Conclusions and Discussions
Based on the conclusions derived from experimentation performed, all three objectives as stated within the context of this project have been met.
First, according to the results, NDN cloudlets have indeed been shown to be able to reduce the amount of network traffic at the backhaul of the network infrastructure by caching content closer to the end-users. In addition to this, NDN cloudlets are also able to reduce the content delivery times experienced by end-users when a number of interruptions at the backhaul of the network infrastructure occurs. However, the benefit of utilising NDN cloudlets has been shown to be negligible when the link between the end-users and the NDN cloudlet is much slower than the link between the NDN cloudlet and the NDN-CDN server (12.7 Mbits/sec (LTE) and 16.8 Gbits/sec (WINS_5G physical network)). Second, determining the number of active tourist users by exploiting HyDRA’s management capabilities, D-Controller is able to perform reconfigurable “on-the-fly” allocation of the frequency and bandwidth parameters within 5G wireless domains. Third, applications that utilise the NDN communication model are able to overcome any interruptions and/or packet loss occurring over the OFDM radio access technology without a PHY or Link layer protocols to support packet loss and recovery or error correction. This is achieved by simply retransmitting content requests (i.e., NDN Interests) for the lost and/or corrupted data.

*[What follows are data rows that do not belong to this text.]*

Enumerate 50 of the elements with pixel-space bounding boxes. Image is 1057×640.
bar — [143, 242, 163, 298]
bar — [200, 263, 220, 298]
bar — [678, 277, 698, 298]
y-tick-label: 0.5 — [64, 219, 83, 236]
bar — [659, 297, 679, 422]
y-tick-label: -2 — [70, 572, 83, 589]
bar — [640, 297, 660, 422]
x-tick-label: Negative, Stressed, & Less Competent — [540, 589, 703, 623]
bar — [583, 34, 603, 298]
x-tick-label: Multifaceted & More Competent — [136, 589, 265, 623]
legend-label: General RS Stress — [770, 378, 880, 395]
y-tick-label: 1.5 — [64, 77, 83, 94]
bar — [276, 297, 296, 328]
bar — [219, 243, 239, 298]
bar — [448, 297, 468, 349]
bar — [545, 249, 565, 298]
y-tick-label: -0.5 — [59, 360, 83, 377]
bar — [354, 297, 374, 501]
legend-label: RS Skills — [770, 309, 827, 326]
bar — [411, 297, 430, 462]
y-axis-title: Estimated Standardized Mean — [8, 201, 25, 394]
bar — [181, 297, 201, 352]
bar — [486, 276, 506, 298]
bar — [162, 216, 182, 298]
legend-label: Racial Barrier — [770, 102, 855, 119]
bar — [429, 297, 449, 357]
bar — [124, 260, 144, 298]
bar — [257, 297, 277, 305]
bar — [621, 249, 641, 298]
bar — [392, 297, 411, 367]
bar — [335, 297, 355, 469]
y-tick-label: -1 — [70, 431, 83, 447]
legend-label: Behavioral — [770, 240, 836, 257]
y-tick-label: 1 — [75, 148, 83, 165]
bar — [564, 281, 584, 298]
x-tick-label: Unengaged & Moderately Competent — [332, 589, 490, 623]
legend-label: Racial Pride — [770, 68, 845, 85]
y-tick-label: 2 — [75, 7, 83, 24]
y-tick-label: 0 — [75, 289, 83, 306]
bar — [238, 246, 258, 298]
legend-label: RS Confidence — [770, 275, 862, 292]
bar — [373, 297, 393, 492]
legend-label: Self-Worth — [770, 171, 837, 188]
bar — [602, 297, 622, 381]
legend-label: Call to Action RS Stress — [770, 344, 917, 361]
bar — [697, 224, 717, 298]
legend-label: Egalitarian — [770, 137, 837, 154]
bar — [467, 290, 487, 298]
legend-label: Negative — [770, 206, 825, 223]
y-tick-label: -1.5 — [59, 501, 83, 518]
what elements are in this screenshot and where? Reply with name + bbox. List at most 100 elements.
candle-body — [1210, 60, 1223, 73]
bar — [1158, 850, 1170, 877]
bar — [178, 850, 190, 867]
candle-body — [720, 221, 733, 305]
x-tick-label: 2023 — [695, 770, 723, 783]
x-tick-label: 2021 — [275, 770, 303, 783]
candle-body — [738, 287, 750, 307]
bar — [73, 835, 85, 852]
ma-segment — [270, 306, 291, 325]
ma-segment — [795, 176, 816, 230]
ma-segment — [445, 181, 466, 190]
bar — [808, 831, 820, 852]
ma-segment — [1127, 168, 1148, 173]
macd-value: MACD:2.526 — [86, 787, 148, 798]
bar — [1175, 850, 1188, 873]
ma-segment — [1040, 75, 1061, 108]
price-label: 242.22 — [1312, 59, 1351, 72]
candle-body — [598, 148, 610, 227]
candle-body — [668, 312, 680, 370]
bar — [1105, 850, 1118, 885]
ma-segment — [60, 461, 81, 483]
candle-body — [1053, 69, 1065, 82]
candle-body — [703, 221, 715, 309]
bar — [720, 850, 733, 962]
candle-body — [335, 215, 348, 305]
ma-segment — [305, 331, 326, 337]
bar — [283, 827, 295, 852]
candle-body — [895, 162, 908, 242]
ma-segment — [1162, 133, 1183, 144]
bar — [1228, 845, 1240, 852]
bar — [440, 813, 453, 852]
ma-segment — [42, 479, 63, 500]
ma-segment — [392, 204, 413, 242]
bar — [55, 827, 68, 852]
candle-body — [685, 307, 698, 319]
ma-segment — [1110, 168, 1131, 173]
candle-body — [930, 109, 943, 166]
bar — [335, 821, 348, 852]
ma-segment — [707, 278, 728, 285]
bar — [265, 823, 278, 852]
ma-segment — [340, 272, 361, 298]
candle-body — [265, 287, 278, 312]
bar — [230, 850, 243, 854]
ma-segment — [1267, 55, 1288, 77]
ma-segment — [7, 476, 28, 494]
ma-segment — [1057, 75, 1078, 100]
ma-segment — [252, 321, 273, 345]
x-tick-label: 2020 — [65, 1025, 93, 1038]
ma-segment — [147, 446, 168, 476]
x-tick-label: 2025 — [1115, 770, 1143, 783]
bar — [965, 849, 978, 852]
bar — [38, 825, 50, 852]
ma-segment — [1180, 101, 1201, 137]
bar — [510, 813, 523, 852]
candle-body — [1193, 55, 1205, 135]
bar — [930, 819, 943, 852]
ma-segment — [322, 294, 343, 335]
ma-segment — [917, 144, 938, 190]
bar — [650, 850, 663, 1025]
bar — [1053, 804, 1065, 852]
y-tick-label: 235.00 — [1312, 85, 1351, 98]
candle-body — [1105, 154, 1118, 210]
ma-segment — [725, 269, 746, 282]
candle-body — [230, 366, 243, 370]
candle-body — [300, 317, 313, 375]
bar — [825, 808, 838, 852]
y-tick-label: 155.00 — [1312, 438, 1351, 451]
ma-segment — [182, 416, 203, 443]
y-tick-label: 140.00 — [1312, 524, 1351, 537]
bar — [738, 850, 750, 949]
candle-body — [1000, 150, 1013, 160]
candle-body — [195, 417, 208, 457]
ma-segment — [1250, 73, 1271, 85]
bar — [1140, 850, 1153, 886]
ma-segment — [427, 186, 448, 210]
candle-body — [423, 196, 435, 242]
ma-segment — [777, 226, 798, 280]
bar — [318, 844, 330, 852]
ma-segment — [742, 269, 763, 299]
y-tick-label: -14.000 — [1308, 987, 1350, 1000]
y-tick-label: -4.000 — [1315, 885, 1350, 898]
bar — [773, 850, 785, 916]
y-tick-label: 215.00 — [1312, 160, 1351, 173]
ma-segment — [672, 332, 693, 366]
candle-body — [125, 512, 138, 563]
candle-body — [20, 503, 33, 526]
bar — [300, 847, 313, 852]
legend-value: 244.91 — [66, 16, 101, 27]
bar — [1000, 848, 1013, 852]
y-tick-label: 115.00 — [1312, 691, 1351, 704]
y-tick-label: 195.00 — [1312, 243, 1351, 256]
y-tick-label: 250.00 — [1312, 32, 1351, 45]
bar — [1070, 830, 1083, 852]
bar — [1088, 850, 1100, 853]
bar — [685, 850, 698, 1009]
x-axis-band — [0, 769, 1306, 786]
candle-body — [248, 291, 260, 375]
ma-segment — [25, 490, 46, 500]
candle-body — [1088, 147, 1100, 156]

The conclusions derived during the life of the project will allow THNP to establish guidelines for the future development of the application as well as additional solutions using the NDN architecture. Furthermore, there is quite a significant amount of future work that can be carried out based on these initial experiments, including: (1) Increase HyDRA slice bandwidth to 1MHz+ and use different OFDM digital modulation processes to transmit and receive NDN video content, (2) Extend the D-Controller element to support reliable link and application QoS in mobile HyDRA slices, (3) Optimise the NDN content delivery across HyDRA slices and compare against LTE.